In the column for The Washington Times, J. Michael Waller, senior analyst for strategy at the Center for Security Policy in Washington, commented on the failure of US strategy in Kosovo.
“Like a political cult’s fantasy park, a 10-foot statue of a waving Bill Clinton leers over Bill Clinton Boulevard not far from the Hillary clothing boutique. A metal bust of President Clinton’s former secretary of state, Madeleine Albright, lurks in the park nearby. Out of town, near an American military base, a 20-mile stretch of road is named after Joe Biden’s late son. A congressman from the Bronx, Eliot Engel, not only got his own boulevard but earned his face on a postage stamp.
It sounds like a freak show for The Swamp, and it’s real. All made possible with $2 billion of the American taxpayers’ money. Add an extra big bill for American troops there — not to protect the place from foreign invaders or to secure American vital interests — but to keep the locals from killing one another. The freak show is called Kosovo.
Kosovo is a never-ending mess. Its own people, a mishmash of irreconcilable cultures, historically can’t get along without some form of dictator or military occupation. Each side ethnically “cleanses” itself of the other in a civil war horror between ethnic Albanian Muslims and ethnic Serbian Christians. The Albanian majority forced out most of the Christians — hardly anyone in the world cared — and declared independence from Serbia.
The breakaway landlocked province has zero strategic value to the United States. Less than half the area of Vermont, Kosovo is home to a population almost the size of the Bronx.
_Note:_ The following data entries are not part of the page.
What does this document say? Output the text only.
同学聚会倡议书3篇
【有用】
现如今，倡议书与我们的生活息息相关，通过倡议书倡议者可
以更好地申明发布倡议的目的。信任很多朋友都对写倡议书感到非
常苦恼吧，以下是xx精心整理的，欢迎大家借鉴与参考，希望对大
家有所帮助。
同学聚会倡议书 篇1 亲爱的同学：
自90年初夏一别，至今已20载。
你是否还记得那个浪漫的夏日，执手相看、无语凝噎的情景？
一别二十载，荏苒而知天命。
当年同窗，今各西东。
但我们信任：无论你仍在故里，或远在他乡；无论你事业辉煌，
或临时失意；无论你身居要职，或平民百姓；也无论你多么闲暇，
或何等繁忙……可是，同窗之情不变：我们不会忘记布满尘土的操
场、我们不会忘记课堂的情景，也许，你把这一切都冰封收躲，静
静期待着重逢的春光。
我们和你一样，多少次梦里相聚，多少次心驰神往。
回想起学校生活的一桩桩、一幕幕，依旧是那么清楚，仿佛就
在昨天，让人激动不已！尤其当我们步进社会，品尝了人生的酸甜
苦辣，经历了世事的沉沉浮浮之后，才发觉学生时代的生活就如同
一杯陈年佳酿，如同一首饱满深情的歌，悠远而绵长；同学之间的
It’s a babel of five official languages with two alphabets. Eighty percent of its young people don’t work. Kosovo’s most famous exports are jihadists.
Just over two decades ago, Kosovo’s bloody civil war against the Christians and the Christian Serbs’ tough response prompted Congressman Engel to persuade Ms. Albright and Mr. Clinton to use American force to defeat the Christian side. Mr. Clinton used NATO as a fig leaf to run a bombing campaign affectionately called “Madeleine’s War” supposedly to stop the bloodshed.
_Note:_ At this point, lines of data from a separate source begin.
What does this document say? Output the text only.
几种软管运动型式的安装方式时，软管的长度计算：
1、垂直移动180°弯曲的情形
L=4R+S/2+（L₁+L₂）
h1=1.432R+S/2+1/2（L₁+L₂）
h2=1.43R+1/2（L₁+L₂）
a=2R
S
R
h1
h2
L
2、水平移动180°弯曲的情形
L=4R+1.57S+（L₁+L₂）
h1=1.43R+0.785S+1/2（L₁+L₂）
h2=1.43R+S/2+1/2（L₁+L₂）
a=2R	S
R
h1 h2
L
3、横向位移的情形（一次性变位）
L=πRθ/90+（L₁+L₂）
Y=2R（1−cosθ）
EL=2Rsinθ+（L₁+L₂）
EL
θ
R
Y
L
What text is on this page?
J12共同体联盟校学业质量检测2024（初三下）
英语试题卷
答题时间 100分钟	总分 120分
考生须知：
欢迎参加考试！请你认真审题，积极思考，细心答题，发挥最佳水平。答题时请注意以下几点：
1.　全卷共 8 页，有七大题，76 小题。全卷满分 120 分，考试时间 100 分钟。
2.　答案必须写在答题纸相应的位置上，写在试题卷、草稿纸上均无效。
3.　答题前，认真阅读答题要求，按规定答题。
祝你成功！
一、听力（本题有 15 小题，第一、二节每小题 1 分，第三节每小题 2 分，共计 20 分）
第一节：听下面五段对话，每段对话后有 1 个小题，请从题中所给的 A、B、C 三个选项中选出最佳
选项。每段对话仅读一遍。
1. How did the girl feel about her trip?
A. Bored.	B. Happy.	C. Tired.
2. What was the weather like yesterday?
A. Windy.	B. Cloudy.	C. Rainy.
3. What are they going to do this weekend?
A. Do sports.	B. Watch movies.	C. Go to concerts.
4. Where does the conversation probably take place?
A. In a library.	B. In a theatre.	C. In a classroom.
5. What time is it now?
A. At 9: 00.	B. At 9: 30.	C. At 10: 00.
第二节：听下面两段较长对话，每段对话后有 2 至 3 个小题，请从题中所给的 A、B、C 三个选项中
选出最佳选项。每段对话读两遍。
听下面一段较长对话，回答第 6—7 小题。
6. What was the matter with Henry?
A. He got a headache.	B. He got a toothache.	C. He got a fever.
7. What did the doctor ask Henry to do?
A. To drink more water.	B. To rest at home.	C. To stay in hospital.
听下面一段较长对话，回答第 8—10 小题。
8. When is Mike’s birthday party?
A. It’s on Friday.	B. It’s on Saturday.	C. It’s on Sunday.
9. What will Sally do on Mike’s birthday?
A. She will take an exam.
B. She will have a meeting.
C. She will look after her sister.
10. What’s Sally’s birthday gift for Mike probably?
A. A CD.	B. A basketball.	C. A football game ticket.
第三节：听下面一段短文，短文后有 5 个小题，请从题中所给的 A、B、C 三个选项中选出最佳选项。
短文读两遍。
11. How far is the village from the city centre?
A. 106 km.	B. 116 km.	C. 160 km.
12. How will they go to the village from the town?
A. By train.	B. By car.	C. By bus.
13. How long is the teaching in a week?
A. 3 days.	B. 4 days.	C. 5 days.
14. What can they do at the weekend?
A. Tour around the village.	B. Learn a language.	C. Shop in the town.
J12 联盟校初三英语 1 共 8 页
The humanitarian bombing brought autonomy to Kosovo, but the bombs weren’t enough: An Islamist insurgency, the Kosovo Liberation Army (KLA), ran guerrilla operations on the ground to shape the new rebel government. Many U.S. officials at the time considered the KLA as an Islamist terrorist group, but Mr. Engel wasn’t perturbed. He used his seat on the House Foreign Affairs Committee to sponsor legislation to fund the KLA. That arguably helped earn Mr. Engel his picture on a Kosovo postage stamp.
After the war, the locals proved once again that they couldn’t get along and needed an armed babysitter. Mr. Clinton brought in American troops with European allies flying the NATO banner, and absurdly invited Russian troops to “help.” The awkward hybrid nearly resulted in a NATO military confrontation with Russia.”